Take for example the 1907 schooner Martha which is competing in the 2015 Transpac Race. Her hull length is 68-feet but her sparred length, which includes bow and stern sprits, is 84-feet. While a rating rule might be more interested in the hull length, the sparred length also has logistical relevance.
Donald Street sheds more light on the subject, as only he can…
Sparred length began getting quoted in the early 1980’s during the re-build, restoration of Gaff-rigged boats racing in the Med. For bragging rights in the bars, the skippers and owners quoted sparred length, which is the length from the end of bowsprit at the bow to end of the boom at the stern.
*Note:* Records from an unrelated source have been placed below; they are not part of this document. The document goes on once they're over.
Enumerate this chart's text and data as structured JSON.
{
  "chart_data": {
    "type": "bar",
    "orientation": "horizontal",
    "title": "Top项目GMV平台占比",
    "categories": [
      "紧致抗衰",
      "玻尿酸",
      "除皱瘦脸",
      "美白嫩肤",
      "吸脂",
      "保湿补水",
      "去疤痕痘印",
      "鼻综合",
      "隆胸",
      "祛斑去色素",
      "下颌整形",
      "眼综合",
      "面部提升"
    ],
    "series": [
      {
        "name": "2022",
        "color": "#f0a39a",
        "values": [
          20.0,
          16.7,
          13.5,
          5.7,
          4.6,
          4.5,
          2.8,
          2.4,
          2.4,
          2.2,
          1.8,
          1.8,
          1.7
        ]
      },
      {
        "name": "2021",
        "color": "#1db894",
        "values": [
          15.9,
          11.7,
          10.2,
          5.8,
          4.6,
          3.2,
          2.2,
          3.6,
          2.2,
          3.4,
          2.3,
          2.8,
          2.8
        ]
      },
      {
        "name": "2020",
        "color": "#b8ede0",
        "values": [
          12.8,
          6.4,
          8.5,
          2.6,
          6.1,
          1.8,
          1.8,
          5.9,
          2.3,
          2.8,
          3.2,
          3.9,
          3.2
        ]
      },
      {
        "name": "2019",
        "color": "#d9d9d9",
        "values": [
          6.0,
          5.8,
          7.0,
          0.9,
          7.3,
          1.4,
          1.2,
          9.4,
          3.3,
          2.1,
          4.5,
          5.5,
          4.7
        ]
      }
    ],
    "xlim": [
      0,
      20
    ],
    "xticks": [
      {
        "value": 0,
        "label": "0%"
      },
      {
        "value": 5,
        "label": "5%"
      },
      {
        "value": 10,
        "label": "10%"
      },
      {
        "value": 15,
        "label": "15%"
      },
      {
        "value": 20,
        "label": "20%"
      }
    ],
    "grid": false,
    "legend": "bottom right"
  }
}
However, when quoting length to Marina managers or the Port Captain for paying dockage fees, they always quoted LOD (Length on Deck), except some smart skippers who would quote length from their British registry certificate. This was due which was considerably less than LOD as British registration certificates quote length as per Thames tonnage.
Under Thames tonnage, length was measured from the stem head to the rudder head. Until the fiberglass age, British builders did not quote building cost on the basis of displacement tonnage but rather on the basis of Thames tonnage (length – beam) x beam x 1/2 beam divided by 94.
As a result, all the boat length aft of the rudder head was free, hence the long sterns on the old British built classics. Also, this era had a narrow beam as beam was measured twice. Any increase in beam increased the Thames tonnage and thus building costs, even if the increase in beam did not increase displacement tonnage. Notable too was how draft was not measured at all.
Thus British boats, both racing and cruising, were always narrower, deeper and had longer sterns than US or Canadian built boats of similar size.
Since the vast majority of boats racing in the Med are British built or British designed, and the rule figures that beam slows a boat down, US designed boats rate like bandits, especially the old Herreshoff designs.